Saturday, 19 June 2010

Living On The Edge

On May 1st I included this comment in my post:

And in another amazing coincidence, back after two months away is Betting For a Living (BFAL) who is aiming to do exactly what JP was trying to do, make a living from betting. Interesting day. Rather ambitiously in my opinion, BFAL is aiming to make £2,500 a month mostly on horses, but without having any edge, or at least not one that he is revealing. Most readers know my views on horse racing, and this is that it it most probably the toughest sport to make a living from unless you are on the inside. I look forward to being proved wrong though, but starting the year with a loss of £545 in two months doesn't bode well.
I'm still not convinced that BFAL (Mudflaps) does in fact have an edge, and it appears that he himself is beginning to question the fact, if he wasn't before:
"I can't say too much without giving away my strategy (which I would rather not do in order to protect the edge I may or may not have)..."
In his post yesterday, he concluded with this:
Having said all that I have decided to have a serious look at trading things differently in the future and that may well mean changing my strategy completely. More news of that over the next few days.
Now Mudflaps did have an excellent May, averaging £114.08 a day, but since then I think he'll agree that results haven't been as good. His daily average is now £55.76 but as I posted on his blog, so long as you have an edge and maintain your confidence, then the profits will return.

So why the decision now to change strategy completely after seven weeks? (I asked this question via a comment, but for some reason it failed to show.) Having an edge doesn't mean that you will be immune to losing runs.

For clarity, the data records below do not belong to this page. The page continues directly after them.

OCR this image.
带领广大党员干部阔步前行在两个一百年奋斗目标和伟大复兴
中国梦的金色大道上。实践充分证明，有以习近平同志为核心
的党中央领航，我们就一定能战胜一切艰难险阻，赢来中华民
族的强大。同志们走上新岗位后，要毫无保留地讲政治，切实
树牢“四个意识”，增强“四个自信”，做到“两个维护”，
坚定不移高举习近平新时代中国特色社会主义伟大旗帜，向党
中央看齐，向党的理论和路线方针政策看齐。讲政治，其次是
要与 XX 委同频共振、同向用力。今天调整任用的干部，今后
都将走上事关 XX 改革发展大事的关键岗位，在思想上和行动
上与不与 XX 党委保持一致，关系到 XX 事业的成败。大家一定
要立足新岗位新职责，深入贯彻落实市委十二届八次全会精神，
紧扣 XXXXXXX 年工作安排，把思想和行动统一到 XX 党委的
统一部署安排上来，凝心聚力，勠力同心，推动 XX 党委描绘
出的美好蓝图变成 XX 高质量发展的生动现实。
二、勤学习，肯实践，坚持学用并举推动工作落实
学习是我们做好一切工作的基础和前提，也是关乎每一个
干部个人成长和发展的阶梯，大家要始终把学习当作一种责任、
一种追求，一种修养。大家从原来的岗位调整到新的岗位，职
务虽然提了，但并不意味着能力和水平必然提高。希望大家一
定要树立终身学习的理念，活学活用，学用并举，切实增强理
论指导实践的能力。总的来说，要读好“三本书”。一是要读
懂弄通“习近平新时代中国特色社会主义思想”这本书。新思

On the contrary they are to be expected, but the right response to a losing run is not to give that edge up; it is to stick to the plan confident that in the long run the edge will guarantee an overall profit.

While I have written before about the importance of being able to adapt rapidly because markets change and edges vanish overnight, the decision to change strategy completely so soon suggests that when Mudflaps speaks of the edge he "may or may not have", it is becoming apparent that it's more likely he doesn't and he is realising this.

Otherwise, why give up a profitable edge?


Anonymous said...

He is a guesser and a chaser, that much is so apparent it doesn't really require any speculation.

Still, good luck to him, he's living a lifestyle many of us dream of.

Cassini said...

It's a lifestyle with a limited lifetime if there is no edge.

Curly said...

I find it doubtful someone who was 40 with a new child would pack in a (presumably) successful and well paid job, move back to this country and not seek employment if he was purely 'guessing and chasing'.

Still, who knows.

Anonymous said...

I think trading the horses is the easiest of all sports to trade and there's definately no need to be on the inside to make a profit. I guess it all come down to where your 'edge' lies. In general most sports don't lend themselves to pre off trading whereas there's so much movement within the horse racing markets it's not that hard to profit if you can read the market.

Obviously the real money lies in running in any sport but that requires far too much knowledge of the sport and effort for me.

Cassini said...

Surely no one in their right mind would give up a decent job without verifying that they did indeed have an edge over a long period of time. That's why I was puzzled when he lost money in the first part of the year before returning to England, and why I am puzzled that he is now suddenly changing his strategy. It doesn't make sense.

Yes, Anon, the real money lies in-running. The horse markets just don't work for me. I see moves, but as with day-trading, it is just gambling because others know far more tham me.